La docencia parece atrapada en una suerte de optimismo pueril que desdibuja las tensiones
culturales del diálogo entre generaciones, las inquietudes personales sobre las alternativas
formativas que aún no se esclarecen y los debates respecto a los contenidos necesarios para
desempeñarse en una sociedad y en un mercado laboral profundamente imprecisos (que
serían los primeros aspectos a considerar para avanzar en un análisis que pretenda confluir en
una aspiración de innovación) para sumirse en una celebración artefactual que cifra su poder
en las consecuencias que promete, aunque no sean posibles de contrastar. Montar el discurso
docente sobre la tecnología parece suficiente para lograr la innovación, pero es todavía más
preocupante sostener que sin ella nada de eso sería viable.

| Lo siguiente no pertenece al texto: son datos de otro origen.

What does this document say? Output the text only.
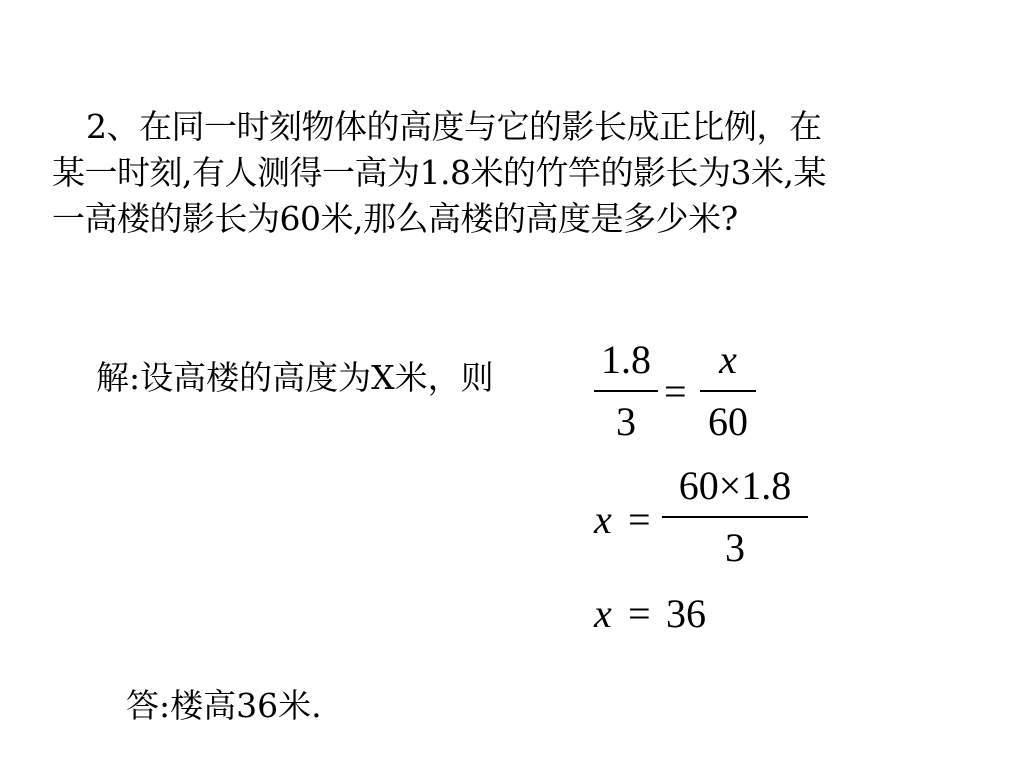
2、在同一时刻物体的高度与它的影长成正比例，在
某一时刻,有人测得一高为1.8米的竹竿的影长为3米,某
一高楼的影长为60米,那么高楼的高度是多少米?
解:设高楼的高度为X米，则	1.8
3
=
x
60
x =
60×1.8
3
x = 36
答:楼高36米.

La educación parece destinada a convertirse en una atribución (¿servicio?) de la digitalización,
un elemento que constituye una sección de su oferta: música, redes sociales, videos,
educación, etc. No se pretende obstruir el desarrollo de la ubicuidad de la formación (si es que eso sería posible, ¿o acaso podemos precisar en qué momento aprendemos y en cuáles no?),
sin embargo, la repetida (y también frustrante) búsqueda de soluciones en los aparatos
debería convocarnos a la reflexión. Estamos muy cerca de confundir un pedagogo con un
informático, lo cual supone convertir a los estudiantes en parte del código binario. O, peor
aún, suponer que el futuro de la educación sólo depende del segundo. La innovación educativa
no depende de ningún equipamiento específico, así como tampoco de ninguna acción
individual, ni de una estrategia didáctica novedosa, por eso resulta tan compleja de abordar.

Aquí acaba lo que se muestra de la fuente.